I'm analyzing composition techniques in the music of the older Zelda games. I'm really trying to understand the decisions these composers make when writing these tunes. For example, in Oracle of Ages, the Crown Dungeon has a song which I find interesting, https://youtu.be/n-4Wd9z-sXM
It has very chromatic harmony. The upper register harmonies are mostly minor and major 3rds. But the monophonic bassline ostinato tends to create minor, major and augmented triads when combined with the upper registers, with a few ambiguous chord clusters here and there. How do they come up with this stuff? What type of music does this tune and era reflect most?

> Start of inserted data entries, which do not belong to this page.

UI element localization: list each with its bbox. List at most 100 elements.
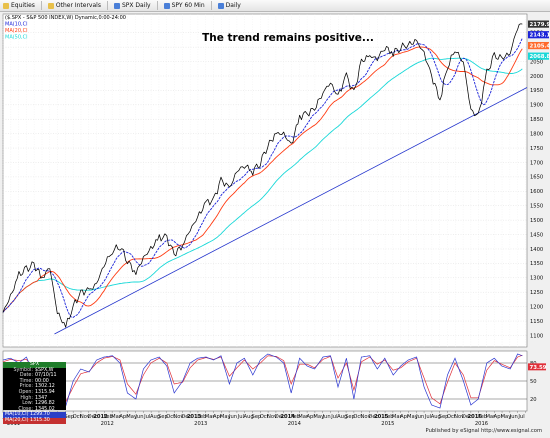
x-tick-label: Jun [134,414,143,420]
info-key: Close: [18,406,33,412]
price-tag: 2179.98 [528,20,550,28]
info-value: 00:00 [35,378,49,384]
toolbar-item-label: Daily [225,2,241,9]
x-tick-label: Mar [111,414,122,420]
x-tick-label: Feb [197,414,207,420]
chart-icon [163,2,170,9]
ma20-legend: MA(20,Cl [5,28,28,34]
x-tick-label: Jul [517,414,524,420]
x-tick-label: Oct [353,414,362,420]
y-tick-label: 1850 [530,117,543,123]
info-value: 1315.94 [35,389,55,395]
info-value: 1345.02 [35,406,55,412]
published-credit: Published by eSignal http://www.esignal.… [425,428,542,434]
x-tick-label: Sep [439,414,449,420]
x-tick-label: Oct [260,414,269,420]
x-tick-label: Jun [228,414,237,420]
y-tick-label: 1250 [530,290,543,296]
x-tick-label: Feb [291,414,301,420]
x-tick-label: Feb [104,414,114,420]
chart-area: 1100 1150 1200 1250 1300 1350 1400 1450 1500 1550… [0,13,550,438]
oscillator-tag: 73.59 [528,363,547,371]
x-tick-label: May [313,414,324,420]
toolbar: Equities Other Intervals SPX Daily SPY 60 M… [0,0,550,12]
price-panel [2,13,528,348]
y-tick-label: 1650 [530,175,543,181]
toolbar-item-label: SPY 60 Min [171,2,205,9]
x-tick-label: Aug [150,414,160,420]
svg-text:2068.81: 2068.81 [530,54,550,60]
toolbar-item-other-intervals[interactable]: Other Intervals [47,2,101,9]
y-tick-label: 1400 [530,247,543,253]
x-tick-label: Feb [478,414,488,420]
ma10-legend: MA(10,Cl [5,22,28,28]
x-tick-label: Jul [424,414,431,420]
chart-icon [217,2,224,9]
x-tick-label: May [126,414,137,420]
chart-icon [113,2,120,9]
x-tick-label: Jun [415,414,424,420]
x-tick-label: Nov [173,414,183,420]
x-tick-label: Dec [275,414,285,420]
x-tick-label: Sep [158,414,168,420]
y-tick-label: 1350 [530,261,543,267]
toolbar-item-equities[interactable]: Equities [3,2,35,9]
svg-text:73.59: 73.59 [530,365,547,371]
y-tick-label: 1100 [530,333,543,339]
symbol-legend: ($.SPX - S&P 500 INDEX,W) Dynamic,0:00-2… [5,15,126,21]
y-tick-label: 1150 [530,319,543,325]
x-tick-label: Mar [205,414,216,420]
x-year-label: 2011 [7,421,20,427]
svg-text:2179.98: 2179.98 [530,22,550,28]
toolbar-separator [40,1,42,10]
x-tick-label: Mar [298,414,309,420]
x-year-label: 2014 [288,421,302,427]
info-row: Low: 1296.82 [3,401,66,407]
x-tick-label: Aug [431,414,441,420]
x-tick-label: Nov [80,414,90,420]
x-tick-label: Dec [88,414,98,420]
x-tick-label: Jun [509,414,518,420]
x-tick-label: Aug [244,414,254,420]
x-tick-label: Feb [384,414,394,420]
toolbar-item-spx-daily[interactable]: SPX Daily [113,2,151,9]
info-row: Close: 1345.02 [3,407,66,413]
x-tick-label: Sep [345,414,355,420]
x-tick-label: Sep [252,414,262,420]
x-tick-label: May [501,414,512,420]
x-tick-label: Apr [307,414,317,420]
x-tick-label: Nov [454,414,464,420]
info-key: Price: [19,384,33,390]
info-value: 1296.82 [35,401,55,407]
folder-icon [47,2,54,9]
x-tick-label: Nov [267,414,277,420]
info-key: Date: [19,373,33,379]
x-tick-label: Apr [119,414,129,420]
ma50-legend: MA(50,Cl [5,35,28,41]
info-ma10: MA(10,Cl) 1299.70 [3,412,66,418]
info-header: SPX [3,362,66,368]
info-value: 07/10/11 [35,373,57,379]
y-tick-label: 2050 [530,59,543,65]
osc-y-tick-label: 50 [530,379,537,385]
y-tick-label: 1550 [530,204,543,210]
price-tag: 2105.46 [528,41,550,50]
x-tick-label: Jul [330,414,337,420]
y-tick-label: 1700 [530,160,543,166]
svg-text:2105.46: 2105.46 [530,44,550,50]
x-year-label: 2016 [475,421,488,427]
x-tick-label: May [407,414,418,420]
x-tick-label: Nov [361,414,371,420]
toolbar-item-daily[interactable]: Daily [217,2,241,9]
info-row: Price: 1302.12 [3,384,66,390]
x-tick-label: 2012 [93,414,108,420]
y-tick-label: 2000 [530,74,543,80]
toolbar-item-spy-60-min[interactable]: SPY 60 Min [163,2,205,9]
osc-k-line [2,353,523,409]
x-tick-label: Oct [73,414,82,420]
x-tick-label: Mar [485,414,496,420]
info-panel: SPX Symbol: $SPX,W Date: 07/10/11 Time: 00:00… [3,362,66,424]
info-key: Open: [18,389,33,395]
toolbar-separator [106,1,108,10]
y-tick-label: 1900 [530,103,543,109]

Classical, jazz? I'd like to learn to write stuff like this.
Another tune is the final level of the 1st Zelda. This one seems more complex to analyze. https://youtu.be/m-DAsdX82O0
The upper registers and monophonic bassline separately are pretty simple. The upper registers I believe is all Augmented 4ths, tritone. Yet combined with the repeating bassline they collide in interesting ways to create more complex harmonies. The very first chord implied seems ambiguous, 1st result on the Piano Companion app is C Major 7 sus4, obviously in the song it's missing a fifth. The melody jumps around and "resolves" on a diminished chord. This is the first 4 seconds of the song.

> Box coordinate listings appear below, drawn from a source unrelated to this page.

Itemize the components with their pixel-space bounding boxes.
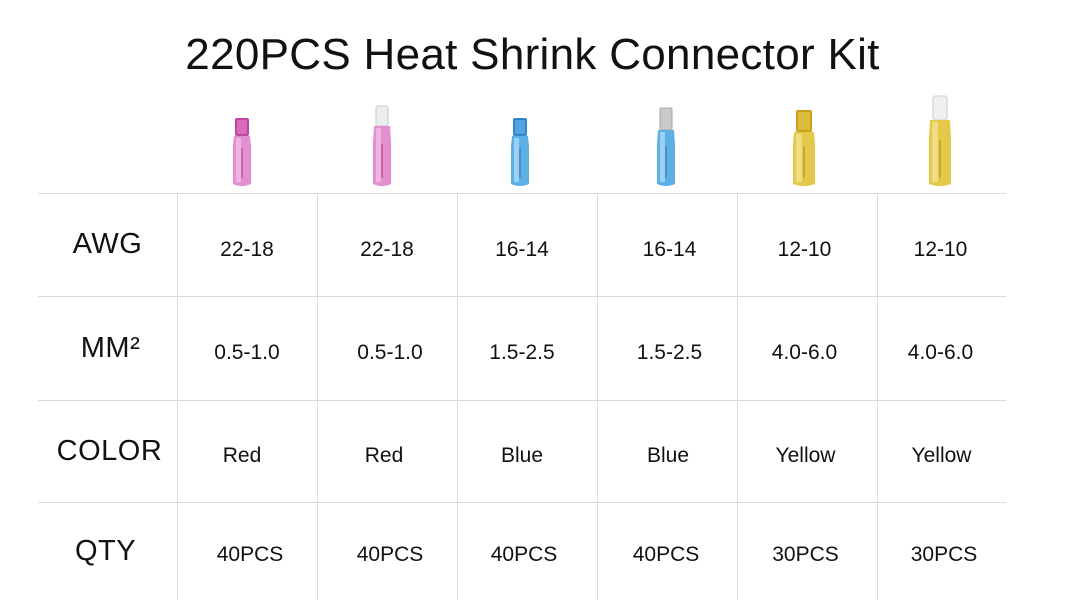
table-cell: Red [364, 443, 404, 467]
female-spade-connector-icon [222, 90, 262, 190]
table-cell: 30PCS [910, 542, 978, 566]
row-label-color: COLOR [56, 435, 163, 467]
table-cell: Yellow [911, 443, 972, 467]
row-label-qty: QTY [74, 535, 137, 567]
table-cell: Blue [646, 443, 690, 467]
table-divider [38, 400, 1006, 401]
table-cell: Blue [500, 443, 544, 467]
table-divider [38, 296, 1006, 297]
table-divider [597, 193, 598, 600]
table-cell: 12-10 [913, 237, 968, 261]
table-cell: 16-14 [495, 237, 549, 261]
female-spade-connector-icon [500, 90, 540, 190]
female-spade-connector-icon [784, 90, 824, 190]
table-divider [177, 193, 178, 600]
row-label-awg: AWG [72, 228, 143, 260]
table-cell: 40PCS [632, 542, 700, 566]
table-cell: 4.0-6.0 [907, 340, 974, 364]
table-divider [877, 193, 878, 600]
table-cell: 1.5-2.5 [489, 340, 555, 364]
table-divider [317, 193, 318, 600]
page-title: 220PCS Heat Shrink Connector Kit [185, 30, 880, 79]
table-cell: 30PCS [772, 542, 839, 566]
table-cell: 1.5-2.5 [636, 340, 703, 364]
table-cell: Yellow [775, 443, 836, 467]
table-cell: 16-14 [642, 237, 697, 261]
table-cell: 22-18 [220, 237, 274, 261]
male-spade-connector-icon [920, 90, 960, 190]
table-cell: 40PCS [490, 542, 558, 566]
table-divider [38, 193, 1006, 194]
table-cell: 40PCS [356, 542, 424, 566]
male-spade-connector-icon [646, 90, 686, 190]
table-cell: 4.0-6.0 [771, 340, 838, 364]
male-spade-connector-icon [362, 90, 402, 190]
table-cell: 22-18 [360, 237, 414, 261]
connector-images-row [0, 90, 1065, 190]
row-label-mm2: MM² [80, 332, 141, 364]
table-divider [737, 193, 738, 600]
table-cell: 12-10 [777, 237, 832, 261]
table-cell: 0.5-1.0 [214, 340, 280, 364]
spec-table: AWG 22-18 22-18 16-14 16-14 12-10 12-10 … [38, 193, 1006, 600]
table-cell: 40PCS [216, 542, 284, 566]
table-cell: Red [222, 443, 262, 467]
table-divider [457, 193, 458, 600]
table-divider [38, 502, 1006, 503]
table-cell: 0.5-1.0 [357, 340, 423, 364]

Then the motif repeats, with the only change being the bassline dropping a semitone. But the harmonic consequences are astounding to me. The bassline does a unison with one of the upper register's notes, kind of emphasizing that tritone sound, perhaps even resolving some of the tension and confusion caused within the previous 4 seconds. Then the melody jumps around, landing on and "resolving" to B7, fifth omitted. Something Koji Kondo likes to do in some of his other dungeon music, he will have diminished harmonies that seem to find some resolution in Dominant 7th harmony.
So is this influenced from late Classical or Jazz? Maybe somebody out there has something to add to help me understand this style of composition better. Maybe you know of similar techniques that composers have used. I'm really interested in how this atonal stuff can still sound good even without the the familiar chords and progression of tonal music. Thanks everyone.